Fine-tuning (unfreeze). Here you unfreeze some of the upper layers and let them keep learning on your data, usually at a tiny learning rate. This nudges those middle-to-high features away from “generic photo” and towards “my specific domain.” It can squeeze out real accuracy gains, but it’s slower, needs more data, and will happily overfit if you’re careless. The cardinal rule: use a very low learning rate. Pair freshly initialised top layers with big gradient updates and you’ll blow away the delicate pretrained features you came for — catastrophic forgetting, live and in colour.

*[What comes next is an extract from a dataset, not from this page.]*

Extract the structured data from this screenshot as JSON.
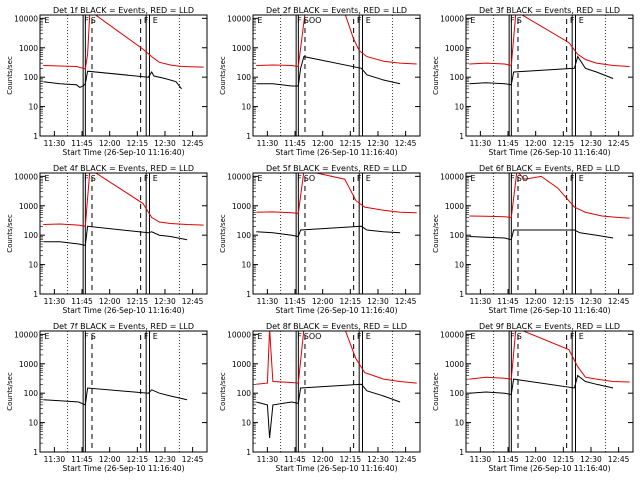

A practical recipe combines both: extract first, then fine-tune. Train the new head while everything’s frozen, then unfreeze the top block and continue at a crawl.

A vision example in Keras

Here’s the canonical pattern with an ImageNet backbone. Note the two details that trip everyone up: keeping the base in inference mode (training=False) so its BatchNorm statistics survive, and recompiling after you flip trainable.

import keras

# 1. Load a pretrained backbone, minus its 1000-class head
base = keras.applications.MobileNetV2(
    weights="imagenet", include_top=False, input_shape=(160, 160, 3)
)
base.trainable = False  # FREEZE: feature-extraction mode

# 2. Bolt on a small task-specific head
inputs = keras.Input(shape=(160, 160, 3))
x = base(inputs, training=False)          # inference mode -> protects BatchNorm
x = keras.layers.GlobalAveragePooling2D()(x)
x = keras.layers.Dropout(0.2)(x)
outputs = keras.layers.Dense(200, activation="softmax")(x)  # 200 moth species
model = keras.Model(inputs, outputs)

model.compile(optimizer="adam",
              loss="sparse_categorical_crossentropy", metrics=["accuracy"])
model.fit(train_ds, validation_data=val_ds, epochs=10)

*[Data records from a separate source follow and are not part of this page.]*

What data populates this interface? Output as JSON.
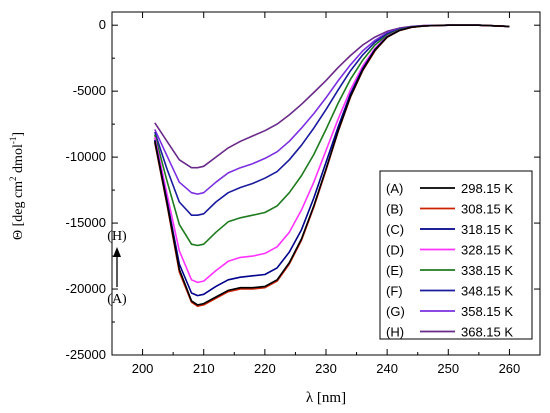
{
  "chart_data": {
    "type": "line",
    "xlabel": "λ [nm]",
    "ylabel_main": "Θ [deg cm",
    "ylabel_sup1": "2",
    "ylabel_mid": " dmol",
    "ylabel_sup2": "-1",
    "ylabel_end": "]",
    "xlim": [
      195,
      265
    ],
    "ylim": [
      -25000,
      1000
    ],
    "xticks": [
      "200",
      "210",
      "220",
      "230",
      "240",
      "250",
      "260"
    ],
    "yticks": [
      "0",
      "-5000",
      "-10000",
      "-15000",
      "-20000",
      "-25000"
    ],
    "arrow_top_label": "(H)",
    "arrow_bottom_label": "(A)",
    "x": [
      202,
      204,
      206,
      208,
      209,
      210,
      212,
      214,
      216,
      218,
      220,
      222,
      224,
      226,
      228,
      230,
      232,
      234,
      236,
      238,
      240,
      242,
      244,
      246,
      248,
      250,
      255,
      260
    ],
    "series": [
      {
        "name": "298.15 K",
        "letter": "(A)",
        "color": "#000000",
        "values": [
          -8800,
          -13500,
          -18500,
          -20900,
          -21200,
          -21100,
          -20600,
          -20100,
          -19900,
          -19900,
          -19800,
          -19300,
          -18000,
          -16200,
          -13700,
          -10900,
          -8000,
          -5400,
          -3400,
          -1900,
          -900,
          -400,
          -150,
          -60,
          -20,
          0,
          0,
          -100
        ]
      },
      {
        "name": "308.15 K",
        "letter": "(B)",
        "color": "#cc2200",
        "values": [
          -8900,
          -13600,
          -18700,
          -21000,
          -21300,
          -21200,
          -20700,
          -20200,
          -20000,
          -20000,
          -19900,
          -19400,
          -18100,
          -16300,
          -13800,
          -11000,
          -8050,
          -5450,
          -3450,
          -1950,
          -920,
          -410,
          -160,
          -60,
          -20,
          0,
          0,
          -100
        ]
      },
      {
        "name": "318.15 K",
        "letter": "(C)",
        "color": "#00008b",
        "values": [
          -8700,
          -13300,
          -18100,
          -20300,
          -20500,
          -20400,
          -19800,
          -19300,
          -19100,
          -19000,
          -18900,
          -18400,
          -17200,
          -15500,
          -13100,
          -10400,
          -7700,
          -5200,
          -3300,
          -1850,
          -880,
          -390,
          -150,
          -60,
          -20,
          0,
          0,
          -100
        ]
      },
      {
        "name": "328.15 K",
        "letter": "(D)",
        "color": "#ff33ff",
        "values": [
          -8500,
          -12800,
          -17100,
          -19300,
          -19500,
          -19400,
          -18600,
          -17900,
          -17600,
          -17500,
          -17300,
          -16800,
          -15700,
          -14000,
          -11900,
          -9500,
          -7100,
          -4900,
          -3100,
          -1750,
          -850,
          -380,
          -150,
          -60,
          -20,
          0,
          0,
          -100
        ]
      },
      {
        "name": "338.15 K",
        "letter": "(E)",
        "color": "#1e7b1e",
        "values": [
          -8300,
          -11800,
          -15100,
          -16600,
          -16700,
          -16600,
          -15700,
          -14900,
          -14600,
          -14400,
          -14200,
          -13700,
          -12700,
          -11400,
          -9800,
          -7900,
          -5900,
          -4100,
          -2650,
          -1500,
          -750,
          -340,
          -130,
          -50,
          -20,
          0,
          0,
          -100
        ]
      },
      {
        "name": "348.15 K",
        "letter": "(F)",
        "color": "#1a1a9e",
        "values": [
          -8100,
          -10900,
          -13400,
          -14400,
          -14400,
          -14300,
          -13400,
          -12700,
          -12300,
          -12000,
          -11600,
          -11100,
          -10200,
          -9100,
          -7800,
          -6400,
          -4900,
          -3450,
          -2250,
          -1300,
          -650,
          -300,
          -120,
          -50,
          -20,
          0,
          0,
          -100
        ]
      },
      {
        "name": "358.15 K",
        "letter": "(G)",
        "color": "#7b2fe0",
        "values": [
          -7900,
          -9900,
          -11900,
          -12700,
          -12800,
          -12700,
          -11900,
          -11200,
          -10800,
          -10500,
          -10100,
          -9600,
          -8800,
          -7800,
          -6700,
          -5500,
          -4200,
          -3000,
          -1950,
          -1150,
          -580,
          -270,
          -110,
          -40,
          -20,
          0,
          0,
          -100
        ]
      },
      {
        "name": "368.15 K",
        "letter": "(H)",
        "color": "#6a2a8a",
        "values": [
          -7400,
          -8800,
          -10200,
          -10800,
          -10800,
          -10700,
          -10000,
          -9300,
          -8800,
          -8400,
          -8000,
          -7500,
          -6800,
          -6000,
          -5100,
          -4200,
          -3200,
          -2300,
          -1500,
          -900,
          -460,
          -220,
          -90,
          -30,
          -10,
          0,
          0,
          -100
        ]
      }
    ]
  }
}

# 3. Optional fine-tune: UNFREEZE the top, crawl with a tiny LR
base.trainable = True
model.compile(optimizer=keras.optimizers.Adam(1e-5),   # ~100x smaller
              loss="sparse_categorical_crossentropy", metrics=["accuracy"])
model.fit(train_ds, validation_data=val_ds, epochs=5)

Swap MobileNetV2 for ResNet50, EfficientNetV2, or Xception and the shape of the code is identical — that’s the beauty of it.

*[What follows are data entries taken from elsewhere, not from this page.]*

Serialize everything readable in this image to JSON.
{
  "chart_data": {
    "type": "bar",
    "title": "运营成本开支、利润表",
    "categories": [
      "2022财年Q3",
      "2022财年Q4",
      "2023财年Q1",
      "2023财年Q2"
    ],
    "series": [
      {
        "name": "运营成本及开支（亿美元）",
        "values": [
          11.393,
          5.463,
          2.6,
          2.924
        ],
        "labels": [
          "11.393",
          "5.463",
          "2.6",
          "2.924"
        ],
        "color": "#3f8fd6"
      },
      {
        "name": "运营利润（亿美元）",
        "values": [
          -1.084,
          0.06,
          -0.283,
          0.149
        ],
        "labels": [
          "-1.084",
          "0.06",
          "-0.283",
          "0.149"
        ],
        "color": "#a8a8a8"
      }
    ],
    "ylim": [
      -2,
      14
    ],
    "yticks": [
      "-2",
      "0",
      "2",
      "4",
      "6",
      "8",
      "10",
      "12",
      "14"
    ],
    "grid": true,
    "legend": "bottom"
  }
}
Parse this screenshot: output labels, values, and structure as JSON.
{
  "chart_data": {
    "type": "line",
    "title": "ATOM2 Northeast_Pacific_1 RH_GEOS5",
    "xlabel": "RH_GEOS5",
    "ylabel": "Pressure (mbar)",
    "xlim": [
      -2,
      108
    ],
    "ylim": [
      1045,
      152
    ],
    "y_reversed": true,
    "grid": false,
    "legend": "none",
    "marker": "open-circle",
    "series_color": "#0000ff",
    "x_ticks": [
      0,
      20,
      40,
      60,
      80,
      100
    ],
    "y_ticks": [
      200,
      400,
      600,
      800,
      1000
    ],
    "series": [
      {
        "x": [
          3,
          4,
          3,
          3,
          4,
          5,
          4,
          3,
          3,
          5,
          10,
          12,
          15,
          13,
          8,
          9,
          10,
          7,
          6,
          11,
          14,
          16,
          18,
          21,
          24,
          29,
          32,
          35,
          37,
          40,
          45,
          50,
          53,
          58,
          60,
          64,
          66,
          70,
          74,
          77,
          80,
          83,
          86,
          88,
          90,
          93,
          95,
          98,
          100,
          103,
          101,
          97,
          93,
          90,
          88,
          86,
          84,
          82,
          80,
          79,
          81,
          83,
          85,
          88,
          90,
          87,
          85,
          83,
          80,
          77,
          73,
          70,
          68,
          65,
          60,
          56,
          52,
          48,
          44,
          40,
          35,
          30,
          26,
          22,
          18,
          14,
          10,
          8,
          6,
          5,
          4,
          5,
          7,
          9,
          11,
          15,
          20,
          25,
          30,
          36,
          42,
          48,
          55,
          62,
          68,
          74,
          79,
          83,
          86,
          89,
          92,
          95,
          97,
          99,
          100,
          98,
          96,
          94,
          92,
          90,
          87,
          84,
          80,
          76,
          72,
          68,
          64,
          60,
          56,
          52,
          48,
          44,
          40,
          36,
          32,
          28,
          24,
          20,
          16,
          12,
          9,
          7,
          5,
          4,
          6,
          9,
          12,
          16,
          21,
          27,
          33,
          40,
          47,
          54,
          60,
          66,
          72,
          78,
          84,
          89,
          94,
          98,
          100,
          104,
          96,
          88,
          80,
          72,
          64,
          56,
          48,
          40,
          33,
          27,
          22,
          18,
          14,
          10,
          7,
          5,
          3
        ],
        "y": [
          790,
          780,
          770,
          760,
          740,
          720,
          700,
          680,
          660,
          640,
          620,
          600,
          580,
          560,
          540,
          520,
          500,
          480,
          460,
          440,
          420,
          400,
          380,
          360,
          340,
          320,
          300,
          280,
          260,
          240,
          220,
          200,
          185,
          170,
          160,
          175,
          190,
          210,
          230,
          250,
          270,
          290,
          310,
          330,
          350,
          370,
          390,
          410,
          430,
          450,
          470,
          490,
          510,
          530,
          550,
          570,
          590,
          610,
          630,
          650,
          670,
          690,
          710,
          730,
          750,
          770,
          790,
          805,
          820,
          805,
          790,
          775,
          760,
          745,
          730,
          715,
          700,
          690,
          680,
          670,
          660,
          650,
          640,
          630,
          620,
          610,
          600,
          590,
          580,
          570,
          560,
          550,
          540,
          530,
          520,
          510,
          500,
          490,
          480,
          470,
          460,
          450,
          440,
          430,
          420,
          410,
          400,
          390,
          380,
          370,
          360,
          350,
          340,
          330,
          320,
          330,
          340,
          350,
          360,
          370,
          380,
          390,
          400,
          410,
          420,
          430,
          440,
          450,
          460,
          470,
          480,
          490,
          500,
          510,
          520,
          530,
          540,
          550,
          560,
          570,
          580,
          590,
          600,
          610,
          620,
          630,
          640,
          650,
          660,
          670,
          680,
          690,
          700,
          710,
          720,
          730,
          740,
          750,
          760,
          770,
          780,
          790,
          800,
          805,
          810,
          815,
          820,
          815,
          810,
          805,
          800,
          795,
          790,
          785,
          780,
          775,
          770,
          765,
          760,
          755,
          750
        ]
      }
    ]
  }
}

When it helps (and when it doesn’t)

Transfer learning shines when your dataset is small-to-medium and your domain isn’t wildly alien to the source. The further your images drift from natural photos — think raw medical scans or satellite imagery — the less the high-level features transfer, and the more fine-tuning (or more data) you’ll need. If your dataset is genuinely huge and unusual, training from scratch can eventually win. But that “eventually” costs a lot of GPU-hours, and most of us don’t have an ImageNet of our own lying around.

The takeaway

Next time you face a vision task with limited data, don’t train from zero — start from a pretrained ImageNet backbone. Default to feature extraction (freeze the base, train a new head). If you have enough data and want more accuracy, then unfreeze the top layers and fine-tune at a learning rate around 10–100x smaller than usual, keeping BatchNorm in inference mode. Reach for from-scratch training only when your domain is both enormous and unlike anything in ImageNet. You’ll get further, faster, on a fraction of the data — and your GPU bill will thank you.